Die Hochschulleitungen des Vereinigten Königreichs äußerten Besorgnis über die anhaltenden Finanzierungsprobleme der Universitäten. Vice-Chancellors erklärten, dass sie die Unterstützung für einkommensschwache Studierende sowie die Angebote zur Förderung des Zugangs reduzieren müssten, falls die finanziellen Schwierigkeiten fortgesetzt wurden. Eine anonyme Umfrage der Universities UK zeigte, dass mehr als zwei Drittel der Führungskräfte bereit waren, Stellen durch verpflichtende Entlassungen zu reduzieren, wenn die Probleme über die nächsten drei Jahre anduhrten. Fast neunzig Prozent äußerten die gleiche Bereitschaft, Einstellungen einzufrieren oder freiwillige Kündigungen vorzunehmen.
Vivienne Stern, die Geschäftsführerin von Universities UK, betonte, dass eine ernsthafte Debatte über die Finanzierung von Studienabschlüssen notwendig sei. Sie fragte, in welchem Umfang der Anteil der Regierungen mit dem Wert der von den Universitäten gelieferten Leistungen für die Gesellschaft übereinstimmte. Die Vorschläge für weitere Kürzungen bei der Unterstützung von Studierenden, gerade als rekordverdächtige Zahlen von Studierenden lebten und Teilzeit arbeiteten, um die steigenden Lebenshaltungskosten zu bewältigen, machten die höhere Bildung für jene, die sie am dringendsten benötigten, unzugänglich. Experten befürchteten, dass dies die Chancengleichheit gefährdete.
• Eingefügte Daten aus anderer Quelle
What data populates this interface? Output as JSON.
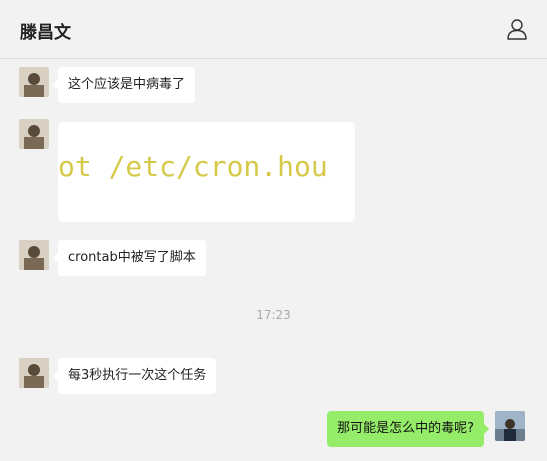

Fast ein Drittel der Vice-Chancellors erklärte, dass sie die finanzielle Unterstützung für aktuelle Studierende bei Bedarf kürzen würden. Mehr als die Hälfte der Führungskräfte zeigte sich bereit, die Zugangs- und Förderaktivitäten, die darauf abzielten, Studierende zur Universität zu bewegen, über die nächsten drei Jahre zu reduzieren. Lee Elliot-Major, Professor für soziale Mobilität an der Universität Exeter, warnte davor, dass ein Rückzug aus dem Zugang und der Unterstützung die Leiter für eine ganze Generation aufziehen würde, während wachsende Studierendenzahlen beispiellose finanzielle Belastungen erlebten. Er sah darin eine immense Verschwendung menschlichen Potenzials zu einem Zeitpunkt, an dem das Land es am wenigsten bedurfte.
Katy Hampshire, Direktorin der Programme beim Sutton Trust, äußerte, dass die Kürzung der Hilfsfonds die Leben der ärmsten Studierenden dramatisch beeinflussen würde. Sie erklärte, dass diese Studierenden eher Mahlzeiten übersprangen, um Lebensmittelkosten zu sparen, und Vorlesungen oder Abgabetermine verpassten, um bezahlte Arbeit zu leisten. Sie wies darauf hin, dass diese Studierenden im Vergleich zu ihren wohlhabenderen Altersgenossen mit den höchsten Studienschulden abschlossen. Diese Maßnahme würde jene mit der geringsten finanziellen Unterstützung am härtesten treffen und ihre Fähigkeit, nach dem Studium erfolgreich zu sein, untergraben. Die Reduzierung der Arbeit an der Teilhabe und den Förderprogrammen riskiere die Vergrößerung der Zugangslücken zwischen den am wenigsten und am reichsten gestellten jungen Menschen, die die Universitäten jahrelang schließen wollten.
Die Vice-Chancellors stellten fest, dass Kürzungen in allen Bereichen erfolgen konnten, einschließlich Forschung, Gebäude und Instandhaltung. Viele erwogen auch Fusionen oder Partnerschaften mit anderen Universitäten. King’s College London verkündete beispielsweise die Übernahme der Cranfield University, was zeigte, dass Konsolidierung zunehmend zur Regel wurde. Jo Grady, Generalsekretär der University and College Union, bemerkte, dass Fusionen keine Lösung für die Krise darstellten, sondern lediglich ein Symptom waren. Er forderte, dass Regierungen und Vice-Chancellors dringend auf die Stimmen der Universitätsmitarbeiter hörten und in Arbeitsplätze investierten, um das Vereinigte Königreich als globales Zentrum der höheren Bildung wieder aufzubauen.